When CDC researchers sequenced the genetic code of more than 8,000 drug-resistant bacteria samples collected across the United States, they expected to find a bewildering diversity—thousands of unrelated strains collaborating in chaos. Instead, they discovered something far more alarming: a masterclass in bacterial ruthlessness. A small handful of highly successful clones have orchestrated the dramatic 461% surge in NDM-CRE infections between 2019 and 2023, and understanding exactly how has opened a new path to fighting back.
NDM-CRE—shorthand for NDM-producing carbapenem-resistant Enterobacterales—represents one of medicine's most pressing headaches: bacteria that shrug off nearly all antibiotics. These infections, often acquired in healthcare settings, can be nearly untreatable. Public health officials have watched their prevalence climb at an alarming rate. But until now, the question of whether that rise reflected one dominant threat or a fragmented epidemic remained murky. This distinction matters profoundly for strategy. Fighting one well-adapted strain requires different tools than containing many scattered ones.
The answer came through a collaborative effort spanning all 50 states. Scientists from the CDC's Division of Healthcare Quality Promotion analyzed whole genome sequencing data generated by state and local public health laboratories through the Antimicrobial Resistance Laboratory Network. This decoding of 8,000 bacterial blueprints revealed that roughly 50% of NDM-CRE cases trace back to just one species: Klebsiella pneumoniae. Another 31% come from Escherichia coli. Both are notorious for sparking healthcare-associated outbreaks. Most critically, the infections cluster around a small number of "high-risk clones"—strains with a proven track record of spreading aggressively in hospital environments.
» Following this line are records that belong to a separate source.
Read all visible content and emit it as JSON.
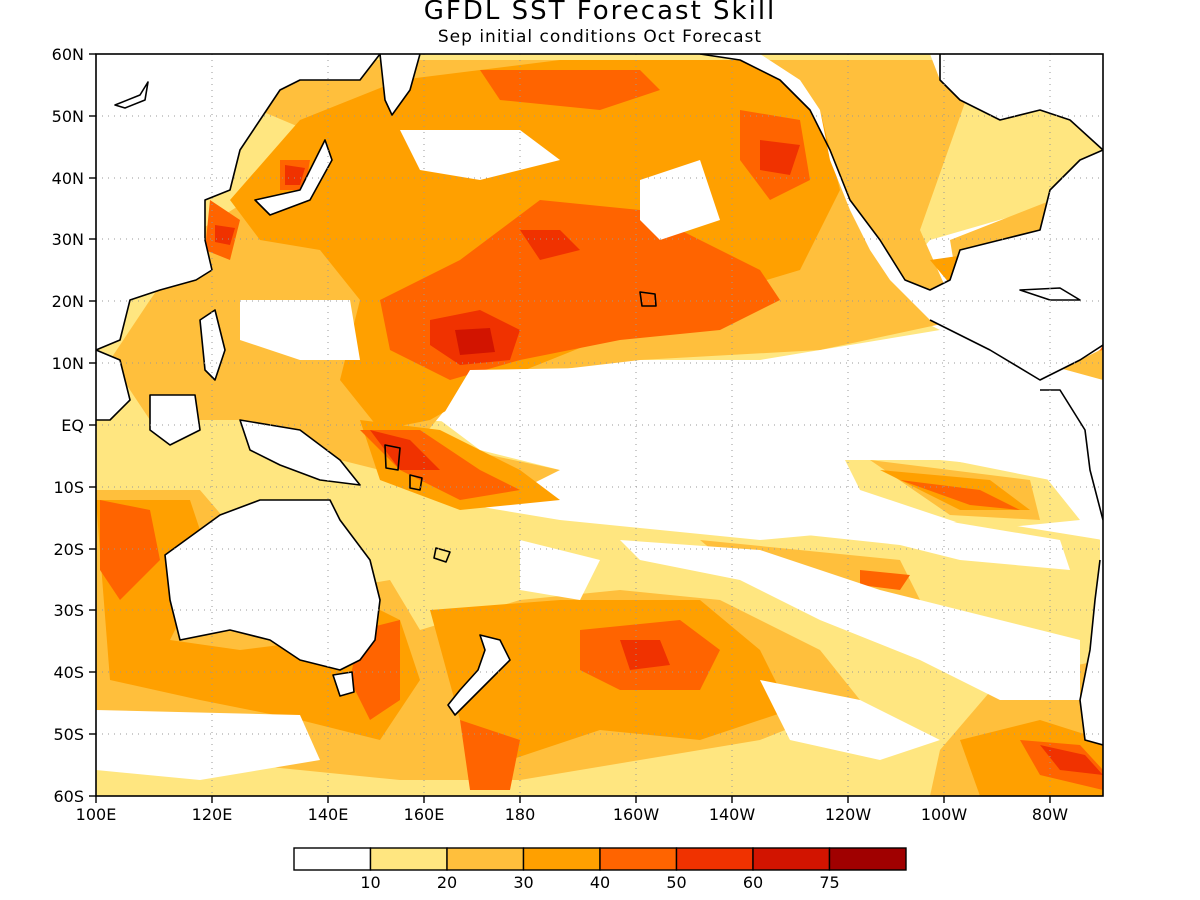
{
  "title": "GFDL SST Forecast Skill",
  "subtitle": "Sep initial conditions  Oct Forecast",
  "lon_labels": [
    "100E",
    "120E",
    "140E",
    "160E",
    "180",
    "160W",
    "140W",
    "120W",
    "100W",
    "80W"
  ],
  "lat_labels": [
    "60N",
    "50N",
    "40N",
    "30N",
    "20N",
    "10N",
    "EQ",
    "10S",
    "20S",
    "30S",
    "40S",
    "50S",
    "60S"
  ],
  "colorbar": {
    "labels": [
      "10",
      "20",
      "30",
      "40",
      "50",
      "60",
      "75"
    ],
    "colors": [
      "#ffffff",
      "#ffe680",
      "#ffbf3c",
      "#ffa000",
      "#ff6400",
      "#f03200",
      "#d21400",
      "#a00000"
    ]
  },
  "map": {
    "lon_range": [
      "100E",
      "70W"
    ],
    "lat_range": [
      "60S",
      "60N"
    ],
    "grid": true
  }
}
The researchers spotted something else: a newly emerged threat. In 2022, a previously unknown high-risk K. pneumoniae lineage called ST45 began circulating. What makes this discovery particularly important is that ST45 carries a plasmid—a mobile piece of DNA that bacteria can share like contraband—encoding drug resistance. That same plasmid had already been identified in other known dangerous strains, suggesting ST45 may have acquired its lethal genetic cargo by swapping DNA with established threats. The ability of bacteria to share resistance genes horizontally means new high-risk clones can emerge suddenly, turning yesterday's minor concern into today's crisis.
"The spread of these nearly untreatable bacteria is being driven by a small number of highly successful bacterial strains that have acquired NDM," said Richard Stanton, Ph.D., the study's corresponding author and a bioinformatician at the CDC. "New resistant strains can emerge quickly once they acquire these genes."
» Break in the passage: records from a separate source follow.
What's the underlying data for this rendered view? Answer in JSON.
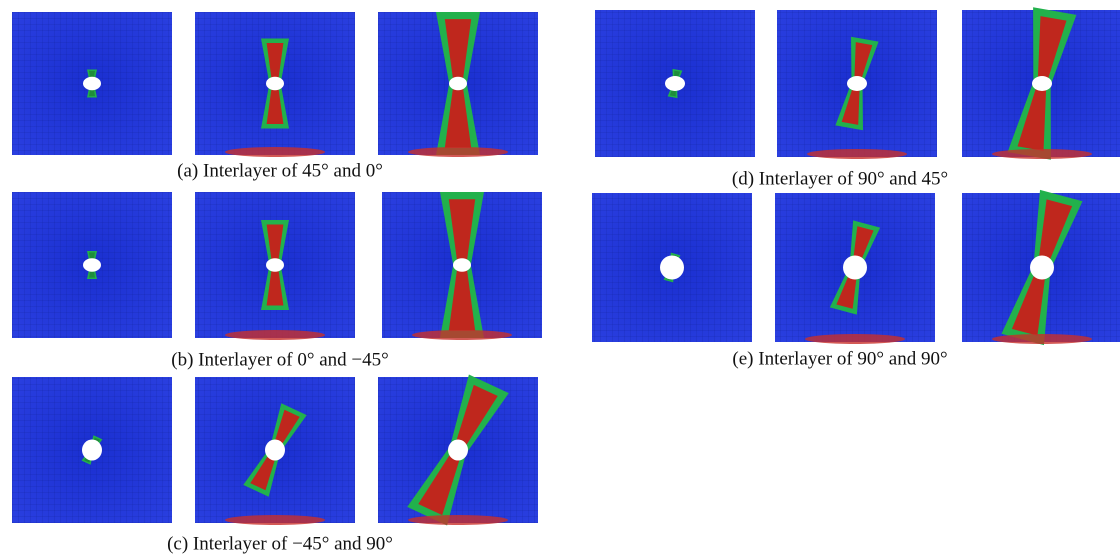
{
  "figure": {
    "captions": [
      "(a) Interlayer of 45° and 0°",
      "(b) Interlayer of 0° and −45°",
      "(c) Interlayer of −45° and 90°",
      "(d) Interlayer of 90° and 45°",
      "(e) Interlayer of 90° and 90°"
    ]
  }
}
The implications reshape how public health officials should respond. Rather than chasing an overwhelming diversity of threats, surveillance efforts can now focus resources on the specific high-risk clones doing the most damage. Research into new treatments and diagnostics can target these priority strains. Genomic surveillance—the ongoing sequencing work that revealed these patterns—becomes less a luxury and more a necessity, allowing public health teams to spot dangerous new clones like ST45 before they proliferate beyond control.
The work also highlights why state and local collaboration matters. No single lab could have seen this pattern. Only by stitching together genetic data from coast to coast could the true architecture of the crisis become visible. Moving forward, that same network will keep watch, ready to catch the next dangerous strain before it becomes the next epidemic.